Please make sure that you added comments for each question, which explain your thinking about your method of solving each question. Please also make sure that your work is your own work, and that any outside sources (people, internet pages, generative AI, etc.) are cited properly in the project template.

Congratulations! Assuming you’ve completed all the above questions, you’ve just finished your first project for TDM 10200! If you have any questions or issues regarding this project, please feel free to ask in seminar, over Piazza, or during office hours.

Prior to submitting your work, you need to put your work into the project template, and re-run all of the code in Jupyter Lab and make sure that the results of running that code is visible in your template. Please check the detailed instructions on how to ensure that your submission is formatted correctly. To download your completed project, you can right-click on the file in the file explorer and click 'download'.
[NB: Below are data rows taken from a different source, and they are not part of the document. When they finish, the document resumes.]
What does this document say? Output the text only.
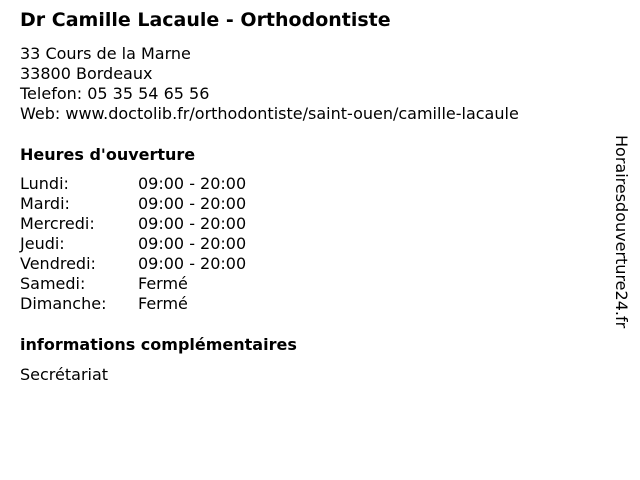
Dr Camille Lacaule - Orthodontiste
33 Cours de la Marne
33800 Bordeaux
Telefon: 05 35 54 65 56
Web: www.doctolib.fr/orthodontiste/saint-ouen/camille-lacaule
Heures d'ouverture
Lundi:	09:00 - 20:00
Mardi:	09:00 - 20:00
Mercredi:	09:00 - 20:00
Jeudi:	09:00 - 20:00
Vendredi:	09:00 - 20:00
Samedi:	Fermé
Dimanche:	Fermé
informations complémentaires
Secrétariat
Horairesdouverture24.fr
Once you upload your submission to Gradescope, make sure that everything appears as you would expect to ensure that you don’t lose any points. We hope your first project with us went well, and we look forward to continuing to learn with you on future projects!!

Items to submit

firstname_lastname_project1.ipynb

It is necessary to document your work, with comments about each solution. All of your work needs to be your own work, with citations to any source that you used. Please make sure that your work is your own work, and that any outside sources (people, internet pages, generative AI, etc.) are cited properly in the project template.

You must double check your .ipynb after submitting it in gradescope. A very common mistake is to assume that your .ipynb file has been rendered properly and contains your code, markdown, and code output even though it may not.

Please take the time to double check your work. See here for instructions on how to double check this.

You will not receive full credit if your .ipynb file does not contain all of the information you expect it to, or if it does not render properly in Gradescope. Please ask a TA if you need help with this.